Zum Abschluß noch ein Wort zur Bildung. Auch im klas­sischen Grie­chi­schen spricht man den Buch­sta­ben Chi als behauchtes /k/, und Chemie ist ein grä­zisier­ter Ara­bismus. Das gilt aller­dings für alle Chis, dennoch sagen wir /psüçe/ und nicht /psüke/, und ebenso machen es die Pleite- und Folk­lore­griechen heu­tigen Grie­chen. Und bei China wäre es wie­der anders. Da müßte man er­grün­den, wie man Qin im Chine­sischen zu Zeiten der Sei­den­straße aus­gespro­chen hat. Da wäre /tçina/ wohl am ge­bil­det­sten. Zum Glück spielt Bil­dung über­haupt keine Rolle, sonst würde die Sache im Schaos enden.

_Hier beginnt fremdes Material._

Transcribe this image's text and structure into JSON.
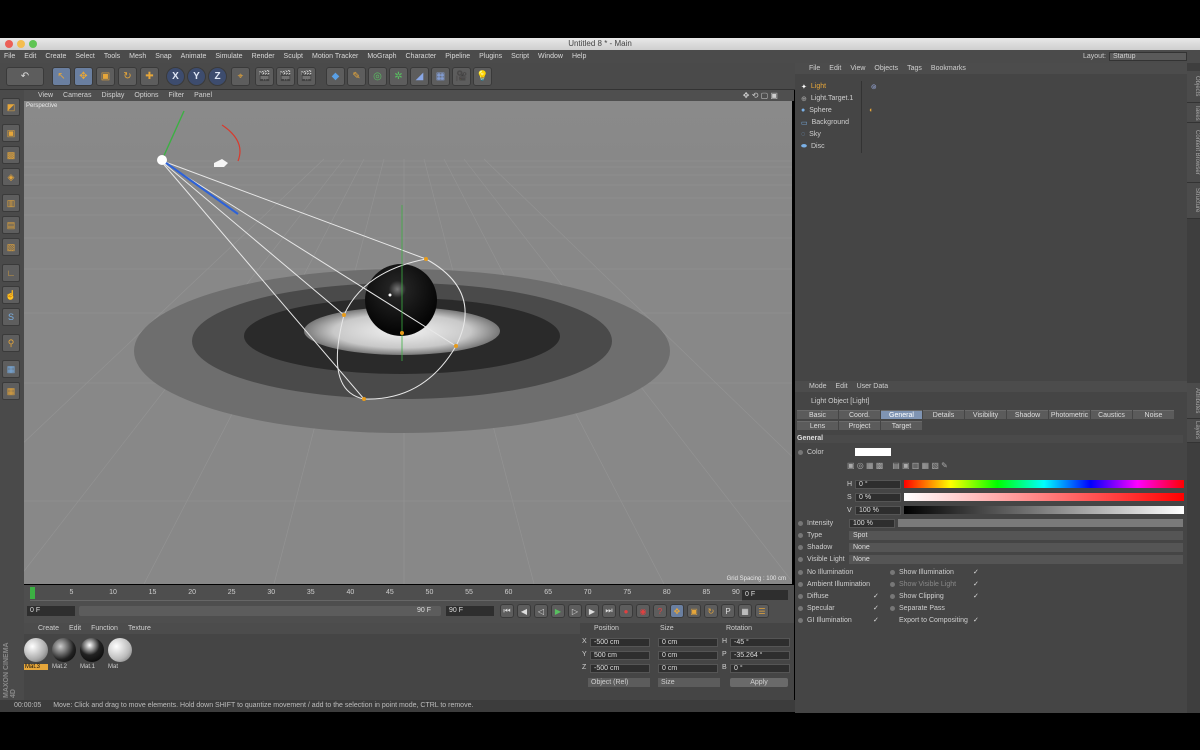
{
  "window": {
    "title": "Untitled 8 * - Main"
  },
  "menu": [
    "File",
    "Edit",
    "Create",
    "Select",
    "Tools",
    "Mesh",
    "Snap",
    "Animate",
    "Simulate",
    "Render",
    "Sculpt",
    "Motion Tracker",
    "MoGraph",
    "Character",
    "Pipeline",
    "Plugins",
    "Script",
    "Window",
    "Help"
  ],
  "layout": {
    "label": "Layout:",
    "value": "Startup"
  },
  "toolbar": {
    "axis_x": "X",
    "axis_y": "Y",
    "axis_z": "Z"
  },
  "viewport": {
    "menu": [
      "View",
      "Cameras",
      "Display",
      "Options",
      "Filter",
      "Panel"
    ],
    "label": "Perspective",
    "grid_spacing": "Grid Spacing : 100 cm"
  },
  "timeline": {
    "ticks": [
      "0",
      "5",
      "10",
      "15",
      "20",
      "25",
      "30",
      "35",
      "40",
      "45",
      "50",
      "55",
      "60",
      "65",
      "70",
      "75",
      "80",
      "85",
      "90"
    ],
    "frame_field": "0 F",
    "current_frame": "0 F",
    "start": "0 F",
    "end": "90 F",
    "range_end": "90 F"
  },
  "materials": {
    "menu": [
      "Create",
      "Edit",
      "Function",
      "Texture"
    ],
    "items": [
      "Mat.3",
      "Mat.2",
      "Mat.1",
      "Mat"
    ]
  },
  "coords": {
    "headers": {
      "position": "Position",
      "size": "Size",
      "rotation": "Rotation"
    },
    "rows": [
      {
        "axis": "X",
        "pos": "-500 cm",
        "size": "0 cm",
        "rot_label": "H",
        "rot": "-45 °"
      },
      {
        "axis": "Y",
        "pos": "500 cm",
        "size": "0 cm",
        "rot_label": "P",
        "rot": "-35.264 °"
      },
      {
        "axis": "Z",
        "pos": "-500 cm",
        "size": "0 cm",
        "rot_label": "B",
        "rot": "0 °"
      }
    ],
    "mode": "Object (Rel)",
    "size_mode": "Size",
    "apply": "Apply"
  },
  "status": {
    "time": "00:00:05",
    "message": "Move: Click and drag to move elements. Hold down SHIFT to quantize movement / add to the selection in point mode, CTRL to remove."
  },
  "objects": {
    "menu": [
      "File",
      "Edit",
      "View",
      "Objects",
      "Tags",
      "Bookmarks"
    ],
    "items": [
      "Light",
      "Light.Target.1",
      "Sphere",
      "Background",
      "Sky",
      "Disc"
    ]
  },
  "attributes": {
    "menu": [
      "Mode",
      "Edit",
      "User Data"
    ],
    "title": "Light Object [Light]",
    "tabs_row1": [
      "Basic",
      "Coord.",
      "General",
      "Details",
      "Visibility",
      "Shadow",
      "Photometric",
      "Caustics",
      "Noise"
    ],
    "tabs_row2": [
      "Lens",
      "Project",
      "Target"
    ],
    "section": "General",
    "color_label": "Color",
    "h_label": "H",
    "h_value": "0 °",
    "s_label": "S",
    "s_value": "0 %",
    "v_label": "V",
    "v_value": "100 %",
    "intensity_label": "Intensity",
    "intensity_value": "100 %",
    "type_label": "Type",
    "type_value": "Spot",
    "shadow_label": "Shadow",
    "shadow_value": "None",
    "visible_label": "Visible Light",
    "visible_value": "None",
    "checks_left": [
      "No Illumination",
      "Ambient Illumination",
      "Diffuse",
      "Specular",
      "GI Illumination"
    ],
    "checks_right": [
      "Show Illumination",
      "Show Visible Light",
      "Show Clipping",
      "Separate Pass",
      "Export to Compositing"
    ]
  },
  "side_tabs": [
    "Objects",
    "Takes",
    "Content Browser",
    "Structure"
  ],
  "side_tabs2": [
    "Attributes",
    "Layers"
  ],
  "logo": "MAXON CINEMA 4D"
}
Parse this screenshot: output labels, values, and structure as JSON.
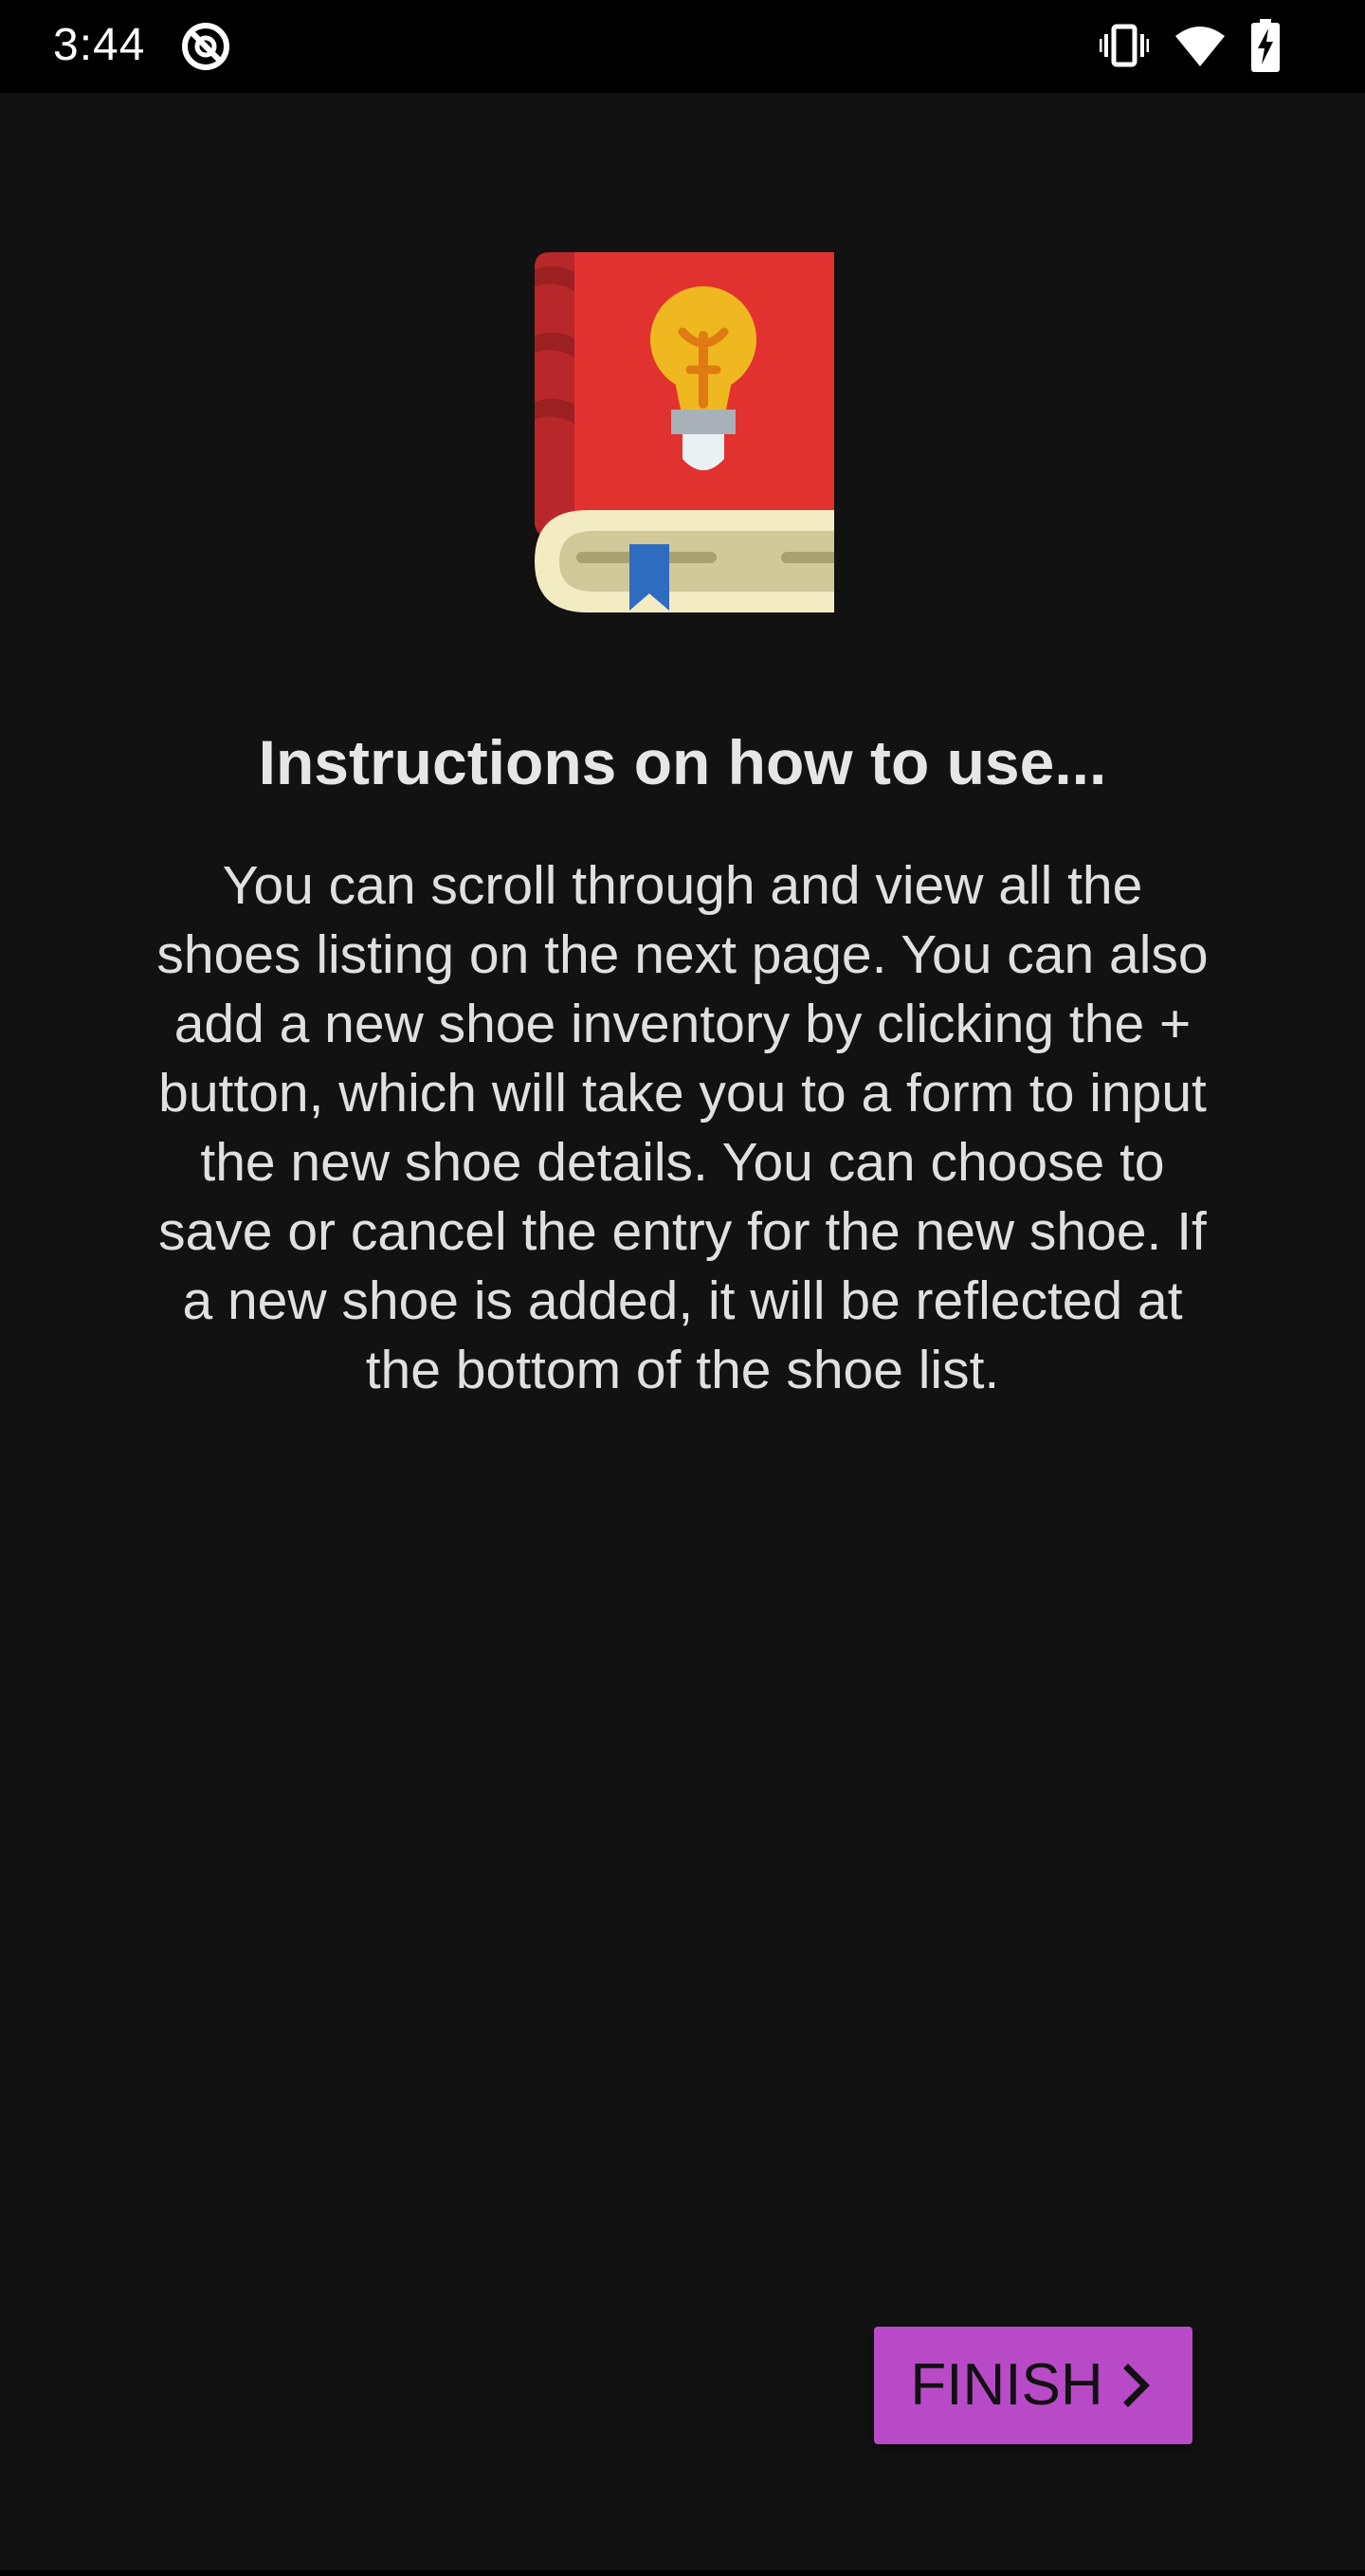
{
  "status_bar": {
    "time": "3:44",
    "icons": [
      "app-notification-icon",
      "vibrate-icon",
      "wifi-icon",
      "battery-charging-icon"
    ]
  },
  "illustration": {
    "icon": "book-lightbulb-icon"
  },
  "content": {
    "title": "Instructions on how to use...",
    "body": "You can scroll through and view all the shoes listing on the next page. You can also add a new shoe inventory by clicking the + button, which will take you to a form to input the new shoe details. You can choose to save or cancel the entry for the new shoe. If a new shoe is added, it will be reflected at the bottom of the shoe list."
  },
  "actions": {
    "finish_label": "FINISH",
    "finish_icon": "chevron-right-icon"
  },
  "colors": {
    "background": "#121212",
    "status_bar": "#000000",
    "accent": "#b84ac7",
    "text_primary": "#e6e6e6"
  }
}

Das Schöne an der Vielfalt ist ihr Mangel an Einfältig­keit. Wer in die­ser Frage nach einer Norm sucht, sollte be­den­ken, daß diese Viel­falt nicht nur im Deut­schen zu fin­den ist, son­dern in sehr, sehr vie­len Spra­chen. Daß inner­halb einer Sprache ein K-Anlaut von einigen Spre­chern pala­talisiert wird, von an­de­ren da­gegen nicht, findet man überall: im Schwe­dischen sagen die einen /ʃ/, die an­deren /ç/, das /k-/ im Latei­nischen cer­tus ist im Ita­lieni­schen zu /tʃ/ certo ge­wor­den. Nicht nur das! Die ge­sam­te indo­ger­mani­sche Sprach­fami­lie hat sich in dieser Frage ent­zweit, in die Ken­tum­sprachen und die Satem­sprachen.